According to new claims data from State Farm, the odds drivers will hit a deer in Tennessee are 1 out of 143, above the national odds of 1 in 162.
Using its claims data and state licensed driver counts from the Federal Highway Administration, State Farm, the nation's leading auto insurer, estimates the state by state chances of any single American motorist striking a deer, elk or moose.
More 2017 State Farm deer collisions facts:
- Tennessee is ranked 26th in the country for the most deer collisions
- The national cost per claim average is $4,175, up slightly from 2016 when the average was $4,135.
The months a driver is most likely to collide with a deer in Tennessee, mostly due to mating season, are:
For the 11th year in a row, West Virginia tops the list of states where a collision is most likely with 1 in 43 odds.
Avoid becoming a statistic
Injuries, vehicle damage and fatalities all can result from vehicle collisions with deer. In 2013, 191 deaths were the result of collisions with animals, with deer being the animal most often struck, according to the Insurance Information Institute and the Insurance Institute for Highway Safety.

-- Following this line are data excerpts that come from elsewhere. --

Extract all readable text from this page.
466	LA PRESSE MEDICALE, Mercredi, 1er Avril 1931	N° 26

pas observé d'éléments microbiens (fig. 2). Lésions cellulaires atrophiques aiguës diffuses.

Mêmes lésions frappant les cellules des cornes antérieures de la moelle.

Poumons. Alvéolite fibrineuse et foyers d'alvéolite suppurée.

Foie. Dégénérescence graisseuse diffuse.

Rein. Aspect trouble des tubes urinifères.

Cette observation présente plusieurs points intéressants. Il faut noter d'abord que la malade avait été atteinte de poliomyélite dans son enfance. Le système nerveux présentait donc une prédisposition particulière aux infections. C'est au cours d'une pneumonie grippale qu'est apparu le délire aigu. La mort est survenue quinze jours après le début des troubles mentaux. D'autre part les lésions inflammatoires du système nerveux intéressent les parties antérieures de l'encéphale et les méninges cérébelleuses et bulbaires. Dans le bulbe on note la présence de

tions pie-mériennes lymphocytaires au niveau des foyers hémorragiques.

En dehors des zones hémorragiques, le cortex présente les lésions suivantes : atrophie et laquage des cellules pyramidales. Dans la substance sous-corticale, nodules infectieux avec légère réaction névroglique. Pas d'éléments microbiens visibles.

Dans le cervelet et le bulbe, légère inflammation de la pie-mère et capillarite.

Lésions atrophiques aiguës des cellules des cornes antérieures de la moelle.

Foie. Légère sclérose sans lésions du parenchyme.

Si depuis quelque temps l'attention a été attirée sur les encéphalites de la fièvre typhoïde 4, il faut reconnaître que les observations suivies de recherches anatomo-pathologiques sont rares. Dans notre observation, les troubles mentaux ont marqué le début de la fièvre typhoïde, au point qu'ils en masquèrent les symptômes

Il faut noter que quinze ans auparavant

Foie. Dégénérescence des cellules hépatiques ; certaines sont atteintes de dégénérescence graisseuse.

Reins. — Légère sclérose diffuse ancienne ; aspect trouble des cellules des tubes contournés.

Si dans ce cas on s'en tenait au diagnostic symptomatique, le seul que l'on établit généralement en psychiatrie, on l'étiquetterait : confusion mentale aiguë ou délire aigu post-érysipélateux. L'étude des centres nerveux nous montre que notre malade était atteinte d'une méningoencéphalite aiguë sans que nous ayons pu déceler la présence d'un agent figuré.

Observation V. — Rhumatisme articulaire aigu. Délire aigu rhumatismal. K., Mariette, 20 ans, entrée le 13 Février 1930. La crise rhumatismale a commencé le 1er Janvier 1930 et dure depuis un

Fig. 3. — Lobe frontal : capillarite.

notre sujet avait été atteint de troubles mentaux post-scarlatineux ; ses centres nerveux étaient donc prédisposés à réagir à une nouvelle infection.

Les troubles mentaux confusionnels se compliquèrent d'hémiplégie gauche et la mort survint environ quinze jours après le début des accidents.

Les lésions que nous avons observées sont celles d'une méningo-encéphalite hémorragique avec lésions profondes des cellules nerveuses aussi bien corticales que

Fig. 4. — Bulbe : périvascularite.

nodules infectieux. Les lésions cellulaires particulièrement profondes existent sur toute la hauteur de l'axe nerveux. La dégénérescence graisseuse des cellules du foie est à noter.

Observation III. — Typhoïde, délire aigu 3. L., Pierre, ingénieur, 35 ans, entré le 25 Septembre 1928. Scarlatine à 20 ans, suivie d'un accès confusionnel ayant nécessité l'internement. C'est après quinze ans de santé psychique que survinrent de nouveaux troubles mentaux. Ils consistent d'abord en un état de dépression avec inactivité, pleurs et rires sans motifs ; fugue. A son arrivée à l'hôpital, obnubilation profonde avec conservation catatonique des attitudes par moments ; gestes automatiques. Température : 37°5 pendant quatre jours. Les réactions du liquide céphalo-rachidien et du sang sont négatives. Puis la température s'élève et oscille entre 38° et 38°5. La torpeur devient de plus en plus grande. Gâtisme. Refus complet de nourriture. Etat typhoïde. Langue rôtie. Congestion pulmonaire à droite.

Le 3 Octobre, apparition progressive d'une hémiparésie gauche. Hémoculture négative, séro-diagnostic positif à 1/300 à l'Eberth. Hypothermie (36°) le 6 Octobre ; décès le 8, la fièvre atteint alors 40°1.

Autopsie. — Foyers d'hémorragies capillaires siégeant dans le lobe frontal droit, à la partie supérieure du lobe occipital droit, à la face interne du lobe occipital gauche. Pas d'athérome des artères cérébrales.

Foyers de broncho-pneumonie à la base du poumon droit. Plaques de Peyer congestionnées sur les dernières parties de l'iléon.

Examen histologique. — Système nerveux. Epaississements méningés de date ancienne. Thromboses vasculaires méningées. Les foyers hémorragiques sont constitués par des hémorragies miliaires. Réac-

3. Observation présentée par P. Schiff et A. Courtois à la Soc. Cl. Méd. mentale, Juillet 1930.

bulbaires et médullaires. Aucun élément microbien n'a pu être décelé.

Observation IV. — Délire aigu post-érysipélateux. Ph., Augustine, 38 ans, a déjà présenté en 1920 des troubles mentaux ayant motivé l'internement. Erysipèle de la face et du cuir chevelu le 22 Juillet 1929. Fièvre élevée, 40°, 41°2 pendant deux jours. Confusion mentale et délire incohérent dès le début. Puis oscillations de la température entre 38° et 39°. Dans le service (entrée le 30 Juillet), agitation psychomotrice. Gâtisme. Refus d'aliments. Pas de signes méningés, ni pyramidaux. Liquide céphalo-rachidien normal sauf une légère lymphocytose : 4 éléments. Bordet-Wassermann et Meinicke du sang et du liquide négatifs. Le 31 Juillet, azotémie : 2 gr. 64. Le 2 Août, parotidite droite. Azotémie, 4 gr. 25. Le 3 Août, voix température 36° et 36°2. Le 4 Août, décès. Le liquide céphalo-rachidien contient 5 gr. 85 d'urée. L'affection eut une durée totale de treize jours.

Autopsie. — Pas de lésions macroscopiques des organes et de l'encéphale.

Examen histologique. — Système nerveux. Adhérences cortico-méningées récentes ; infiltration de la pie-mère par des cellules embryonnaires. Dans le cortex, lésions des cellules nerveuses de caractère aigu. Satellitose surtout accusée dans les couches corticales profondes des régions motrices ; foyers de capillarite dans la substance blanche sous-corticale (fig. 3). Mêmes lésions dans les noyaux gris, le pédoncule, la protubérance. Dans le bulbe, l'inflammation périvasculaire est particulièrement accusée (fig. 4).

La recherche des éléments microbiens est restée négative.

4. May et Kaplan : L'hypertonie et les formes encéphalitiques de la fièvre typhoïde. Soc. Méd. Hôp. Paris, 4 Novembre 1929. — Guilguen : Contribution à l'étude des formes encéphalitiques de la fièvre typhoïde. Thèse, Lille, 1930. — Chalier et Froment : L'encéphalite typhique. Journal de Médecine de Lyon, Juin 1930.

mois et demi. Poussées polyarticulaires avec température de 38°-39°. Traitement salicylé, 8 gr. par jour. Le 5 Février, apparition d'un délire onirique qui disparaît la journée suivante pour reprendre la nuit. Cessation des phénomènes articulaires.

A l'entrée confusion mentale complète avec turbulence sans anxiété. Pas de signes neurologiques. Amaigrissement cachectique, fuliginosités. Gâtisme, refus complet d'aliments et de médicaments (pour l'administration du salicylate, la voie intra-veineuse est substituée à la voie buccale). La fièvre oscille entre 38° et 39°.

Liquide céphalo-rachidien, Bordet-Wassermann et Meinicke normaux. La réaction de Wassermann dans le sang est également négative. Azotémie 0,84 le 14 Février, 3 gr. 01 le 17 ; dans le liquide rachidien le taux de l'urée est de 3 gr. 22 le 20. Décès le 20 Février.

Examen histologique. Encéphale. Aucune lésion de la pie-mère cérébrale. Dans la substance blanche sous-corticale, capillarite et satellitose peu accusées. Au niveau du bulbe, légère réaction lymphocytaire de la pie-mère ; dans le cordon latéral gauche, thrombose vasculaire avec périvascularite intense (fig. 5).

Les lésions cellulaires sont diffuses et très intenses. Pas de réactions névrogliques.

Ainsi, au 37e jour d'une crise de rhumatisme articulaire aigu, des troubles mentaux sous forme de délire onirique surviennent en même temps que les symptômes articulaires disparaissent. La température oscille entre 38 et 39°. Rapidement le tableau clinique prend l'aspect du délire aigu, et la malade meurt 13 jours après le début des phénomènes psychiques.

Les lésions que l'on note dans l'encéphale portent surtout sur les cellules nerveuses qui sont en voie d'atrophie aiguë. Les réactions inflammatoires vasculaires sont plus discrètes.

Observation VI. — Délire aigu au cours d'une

These tips could help drivers avoid a collision:
- Pay attention to deer crossing signs
- Always buckle up, every trip, every time
- Use your high beams, when possible, to see farther
- Brake if you can, but avoid swerving, which could result in a more severe crash
- Remain focused on the road, scanning for hazards, including animals
- Avoid distractions, like devices or eating, which might cause you to miss seeing an animal
- Do not rely on products such as deer whistles, which are not proven effective
- If riding a motorcycle, always wear protective gear and keep focus on the road ahead
And here are some deer facts that all drivers should know:
- Deer are on all roads
- Deer are unpredictable
- Deer often move in groups
- Deer movement is most prevalent in the fall
- Dusk to dawn are high risk times
"There is an increased risk of a collision with deer around dawn and dusk, and also during the fall breeding season," said Kip Diggs, State Farm spokesperson. "We encourage drivers to be aware and on the lookout at all times, because you never know when you may need to react to a deer or other obstacle that may unexpectedly be in your path."